In this article, we'll go through scraping a Wikipedia table with COVID-19 data using Puppeteer and Node. The original article that I used for this project is located here.

I have never scraped a website before. I've always seen it as a hacky thing to do. But, after going through this little project, I can see the value of something like this. Data is hard to find and if you can scrape a website for it, in my opinion, by all means, do it.

Setup

Setting up this project was extremely easy. All you have to do is install Puppeteer with the command

npm install puppeteer
. There was one confusing issue I had during setup, however. The puppeteer package was not unzipped correctly when I initially installed it. I found this out while running the initial example in the article. If you get an error that states
Failed to launch browser process
or something similar follow these steps:

  1. Unzip
    chrome-win
    from
    node_modules/puppeteer/.local-chromium/
    
  2. Then add that folder to the
    win64
    folder in that same
    .local-chromium folder
    .
  3. Make sure the
    chrome.exe
    is in this path
    node_modules/puppeteer/.local-chromium/win64-818858/chrome-win/chrome.exe
    
  4. This is for windows specifically. Mac might be similar, but not sure.

Here is the link that lead me to the answer. It might be a good idea to do this no matter what to make sure everything is functioning properly.

The code

I had to make a couple of small changes to the existing code.

First example

The first example didn't work for me. To fix the problem I assigned the async function to a variable then invoked that variable after the function. I'm not sure this is the best way to handle the issue but hey, it works. Here is the code:

const puppeteer = require('puppeteer');

const takeScreenShot = async () => {
    const browser = await puppeteer.launch();
    const page = await browser.newPage();
    await page.goto('https://www.stem-effect.com/');
    await page.screenshot({path: 'output.png'});

    await browser.close();
};

takeScreenShot();

Wikipedia scraper

I also had an issue with the Wikipedia scraper code. For some reason, I was getting null values for the country names. This screwed up all of my data in the JSON file I was creating.

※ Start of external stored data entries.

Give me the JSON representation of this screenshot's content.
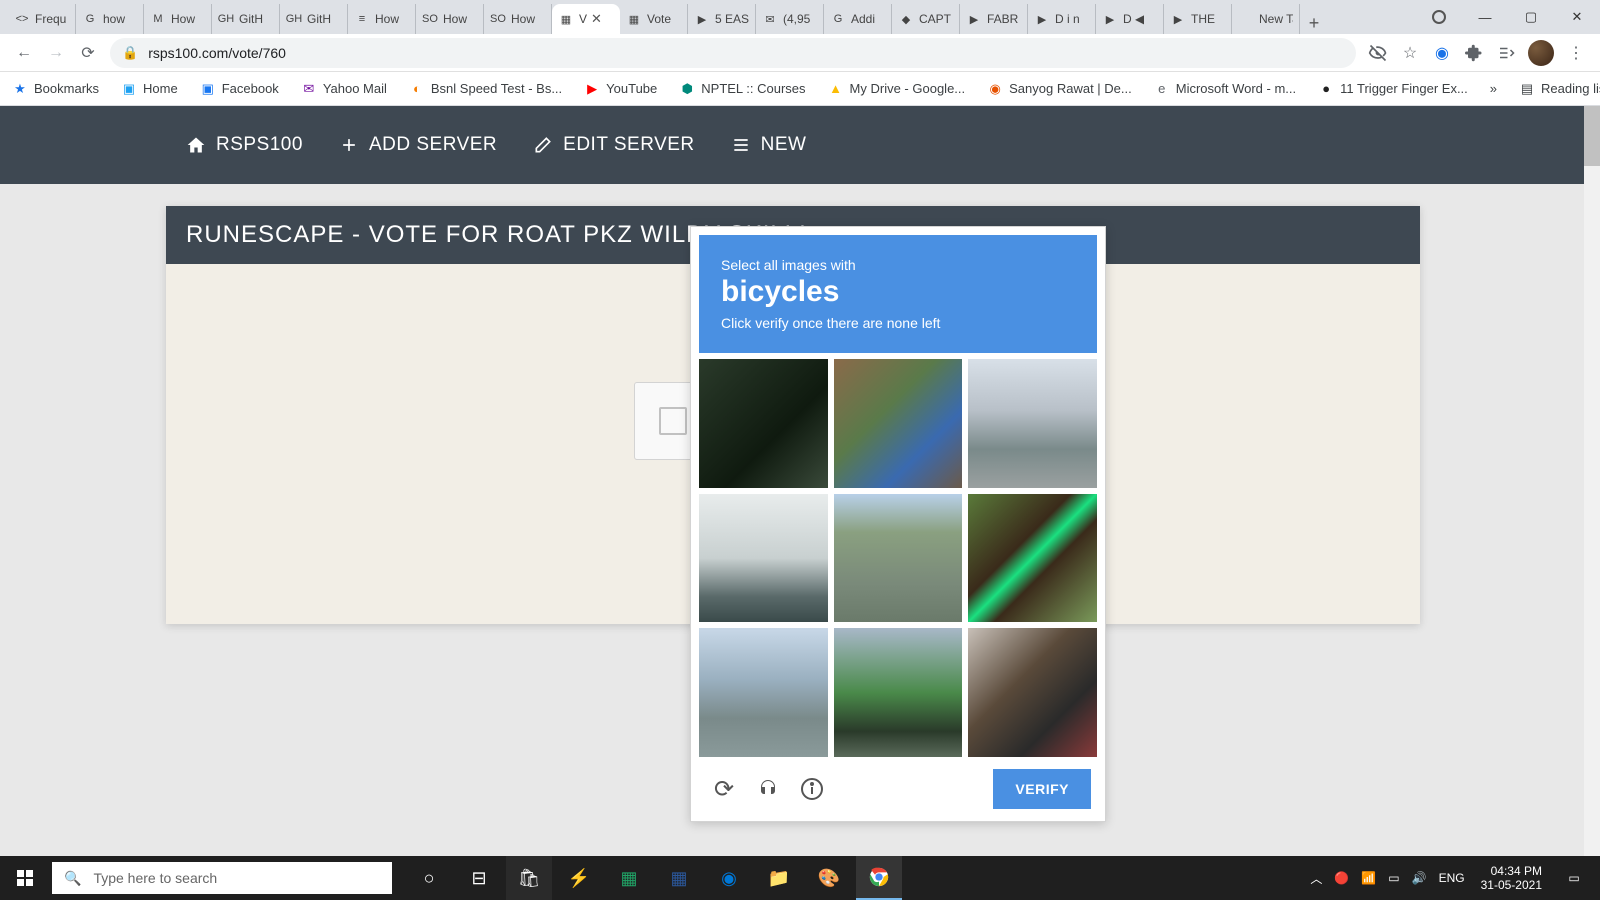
{
  "browser": {
    "tabs": [
      {
        "label": "Frequ",
        "fav": "<>"
      },
      {
        "label": "how",
        "fav": "G"
      },
      {
        "label": "How",
        "fav": "M"
      },
      {
        "label": "GitH",
        "fav": "GH"
      },
      {
        "label": "GitH",
        "fav": "GH"
      },
      {
        "label": "How",
        "fav": "≡"
      },
      {
        "label": "How",
        "fav": "SO"
      },
      {
        "label": "How",
        "fav": "SO"
      },
      {
        "label": "V",
        "fav": "▦",
        "active": true
      },
      {
        "label": "Vote",
        "fav": "▦"
      },
      {
        "label": "5 EAS",
        "fav": "▶"
      },
      {
        "label": "(4,95",
        "fav": "✉"
      },
      {
        "label": "Addi",
        "fav": "G"
      },
      {
        "label": "CAPT",
        "fav": "◆"
      },
      {
        "label": "FABR",
        "fav": "▶"
      },
      {
        "label": "D i n",
        "fav": "▶"
      },
      {
        "label": "D ◀",
        "fav": "▶"
      },
      {
        "label": "THE",
        "fav": "▶"
      },
      {
        "label": "New Tab",
        "fav": ""
      }
    ],
    "url": "rsps100.com/vote/760"
  },
  "bookmarks": [
    {
      "label": "Bookmarks",
      "icon": "★"
    },
    {
      "label": "Home",
      "icon": "tw"
    },
    {
      "label": "Facebook",
      "icon": "fb"
    },
    {
      "label": "Yahoo Mail",
      "icon": "✉"
    },
    {
      "label": "Bsnl Speed Test - Bs...",
      "icon": "◐"
    },
    {
      "label": "YouTube",
      "icon": "▶"
    },
    {
      "label": "NPTEL :: Courses",
      "icon": "⬢"
    },
    {
      "label": "My Drive - Google...",
      "icon": "▲"
    },
    {
      "label": "Sanyog Rawat | De...",
      "icon": "◉"
    },
    {
      "label": "Microsoft Word - m...",
      "icon": "e"
    },
    {
      "label": "11 Trigger Finger Ex...",
      "icon": "●"
    }
  ],
  "bookmark_right": {
    "more": "»",
    "reading": "Reading list"
  },
  "site_nav": [
    {
      "label": "RSPS100",
      "icon": "home"
    },
    {
      "label": "ADD SERVER",
      "icon": "plus"
    },
    {
      "label": "EDIT SERVER",
      "icon": "edit"
    },
    {
      "label": "NEW",
      "icon": "menu"
    }
  ],
  "page": {
    "heading": "RUNESCAPE - VOTE FOR ROAT PKZ WILDY SKILLI"
  },
  "captcha": {
    "line1": "Select all images with",
    "subject": "bicycles",
    "line3": "Click verify once there are none left",
    "verify": "VERIFY"
  },
  "taskbar": {
    "search_placeholder": "Type here to search",
    "lang": "ENG",
    "time": "04:34 PM",
    "date": "31-05-2021"
  }
}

Also, the scraper was 'scraping' every table on the Wikipedia page. I didn't want that. I only wanted the first table with the total number of cases and deaths caused by COVID-19. Here is the modified code I used:

const puppeteer = require('puppeteer');
const fs = require('fs')

const scrape = async () =>{
    const browser = await puppeteer.launch({headless : false}); //browser initiate
    const page = await browser.newPage();  // opening a new blank page
    await page.goto('https://en.wikipedia.org/wiki/2019%E2%80%9320_coronavirus_pandemic_by_country_and_territory', {waitUntil : 'domcontentloaded'}) // navigate to url and wait until page loads completely

    // Selected table by aria-label instead of div id
    const recordList = await page.$$eval('[aria-label="COVID-19 pandemic by country and territory table"] table#thetable tbody tr',(trows)=>{
        let rowList = []    
        trows.forEach(row => {
                let record = {'country' : '','cases' :'', 'death' : '', 'recovered':''}
                record.country = row.querySelector('a').innerText; // (tr < th < a) anchor tag text contains country name
                const tdList = Array.from(row.querySelectorAll('td'), column => column.innerText); // getting textvalue of each column of a row and adding them to a list.
                record.cases = tdList[0];        
                record.death = tdList[1];       
                record.recovered = tdList[2];   
                if(tdList.length >= 3){         
                    rowList.push(record)
                }
            });
        return rowList;
    })
    console.log(recordList)
    // Commented out screen shot here
    // await page.screenshot({ path: 'screenshots/wikipedia.png' }); //screenshot 
    browser.close();

    // Store output
    fs.writeFile('covid-19.json',JSON.stringify(recordList, null, 2),(err)=>{
        if(err){console.log(err)}
        else{console.log('Saved Successfully!')}
    })
};
scrape();

I wrote comments on the subtle changes I made, but I'll also explain them here.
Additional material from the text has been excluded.